One strategy is for owners to convert their business from a limited liability company to a subchapter S corporation, which could reduce the self-employment tax, said Edward Reitmeyer, a partner in charge of tax and business services at Marcum, an accounting firm.

But it has to be done carefully. What an S corporation pays in distributions from the earnings of the company itself is free from self-employment tax. But the owner of the S corporation can’t simply issue distributions to himself; he needs to take some amount of compensation that will be subject to the self-employment tax.

“The I.R.S. comes after you if your compensation is too low,” Mr. Reitmeyer said. “But with this structure, you’re at least prepared if there’s a change to unlimited self-employment tax on income.”

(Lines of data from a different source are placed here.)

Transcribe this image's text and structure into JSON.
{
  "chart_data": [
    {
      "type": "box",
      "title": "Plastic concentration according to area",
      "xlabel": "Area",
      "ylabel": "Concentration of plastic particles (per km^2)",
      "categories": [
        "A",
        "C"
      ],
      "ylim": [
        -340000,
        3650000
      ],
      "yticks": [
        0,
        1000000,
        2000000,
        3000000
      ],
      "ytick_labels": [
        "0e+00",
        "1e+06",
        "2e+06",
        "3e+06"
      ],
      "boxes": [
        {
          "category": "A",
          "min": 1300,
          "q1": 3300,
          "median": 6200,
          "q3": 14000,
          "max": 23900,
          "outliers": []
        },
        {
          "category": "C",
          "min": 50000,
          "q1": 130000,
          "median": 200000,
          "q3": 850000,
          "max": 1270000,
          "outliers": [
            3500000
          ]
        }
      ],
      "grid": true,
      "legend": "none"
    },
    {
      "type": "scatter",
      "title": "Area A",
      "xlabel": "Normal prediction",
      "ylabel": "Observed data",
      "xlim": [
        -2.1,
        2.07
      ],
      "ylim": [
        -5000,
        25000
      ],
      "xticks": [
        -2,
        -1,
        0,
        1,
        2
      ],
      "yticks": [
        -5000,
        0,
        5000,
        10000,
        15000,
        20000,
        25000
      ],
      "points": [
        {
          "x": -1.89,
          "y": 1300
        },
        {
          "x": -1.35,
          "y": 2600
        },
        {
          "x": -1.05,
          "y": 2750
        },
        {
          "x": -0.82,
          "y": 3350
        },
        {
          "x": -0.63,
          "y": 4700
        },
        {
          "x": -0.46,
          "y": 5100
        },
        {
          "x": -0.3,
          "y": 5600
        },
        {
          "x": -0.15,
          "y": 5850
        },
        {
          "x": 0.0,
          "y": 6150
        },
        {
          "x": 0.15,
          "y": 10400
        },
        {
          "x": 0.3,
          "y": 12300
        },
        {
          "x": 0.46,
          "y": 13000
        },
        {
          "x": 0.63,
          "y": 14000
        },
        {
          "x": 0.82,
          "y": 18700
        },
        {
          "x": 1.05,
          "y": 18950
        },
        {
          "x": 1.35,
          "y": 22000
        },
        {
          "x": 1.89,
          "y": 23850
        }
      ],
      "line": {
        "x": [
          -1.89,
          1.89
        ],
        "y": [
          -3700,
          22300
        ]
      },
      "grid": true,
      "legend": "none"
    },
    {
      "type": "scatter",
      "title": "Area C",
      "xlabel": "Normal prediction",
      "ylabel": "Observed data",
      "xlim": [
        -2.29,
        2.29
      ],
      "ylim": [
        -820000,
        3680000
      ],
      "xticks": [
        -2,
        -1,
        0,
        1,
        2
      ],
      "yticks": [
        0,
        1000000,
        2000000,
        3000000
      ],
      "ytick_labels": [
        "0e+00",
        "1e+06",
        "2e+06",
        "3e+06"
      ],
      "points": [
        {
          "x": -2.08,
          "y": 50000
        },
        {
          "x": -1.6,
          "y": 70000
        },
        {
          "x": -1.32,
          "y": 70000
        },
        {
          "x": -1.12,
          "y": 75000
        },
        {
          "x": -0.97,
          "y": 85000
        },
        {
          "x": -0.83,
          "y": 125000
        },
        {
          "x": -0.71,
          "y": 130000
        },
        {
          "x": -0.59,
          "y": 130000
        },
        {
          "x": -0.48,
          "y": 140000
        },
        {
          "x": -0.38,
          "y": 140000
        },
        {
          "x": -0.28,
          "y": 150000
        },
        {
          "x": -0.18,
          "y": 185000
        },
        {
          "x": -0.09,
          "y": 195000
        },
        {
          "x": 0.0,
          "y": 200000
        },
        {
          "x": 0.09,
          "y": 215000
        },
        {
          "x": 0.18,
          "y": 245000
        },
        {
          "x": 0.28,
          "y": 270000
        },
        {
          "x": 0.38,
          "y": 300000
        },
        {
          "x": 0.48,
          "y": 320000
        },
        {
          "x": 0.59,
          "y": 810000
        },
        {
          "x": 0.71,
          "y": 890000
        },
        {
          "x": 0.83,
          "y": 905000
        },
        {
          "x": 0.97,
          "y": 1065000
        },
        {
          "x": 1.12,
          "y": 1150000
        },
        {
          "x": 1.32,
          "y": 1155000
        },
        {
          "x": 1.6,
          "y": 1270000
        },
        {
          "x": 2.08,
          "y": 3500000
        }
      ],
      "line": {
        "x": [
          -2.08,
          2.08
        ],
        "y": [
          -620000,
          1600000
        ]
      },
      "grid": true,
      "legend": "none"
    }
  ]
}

Perhaps the biggest concern for this year is what happens to the capital gains tax rate, currently 20 percent. Most wealth advisers are betting on an increase, probably to the same level as the tax on income. That is not such a jump for most earners, but it would be for someone in the highest tax bracket, 37 percent.

How much tax you pay on the increase in the value of your stock holdings is one of the few taxes you can control, since it’s up to you when you sell securities. But you need to calculate whether it makes more sense to sell securities that have appreciated, particularly after the run-up in 2020, and pay the tax now or hold on to them.

Several factors come into play here. If the strategy is to hold those securities until you die and not pay capital gains tax, that tax break could come to an end, as my column last week pointed out. The Biden administration could do away with the provision that sets the value of assets in an estate at the time of the owner’s death, erasing years of capital gains. The administration could instead require that heirs pay taxes on those gains when they sell the assets.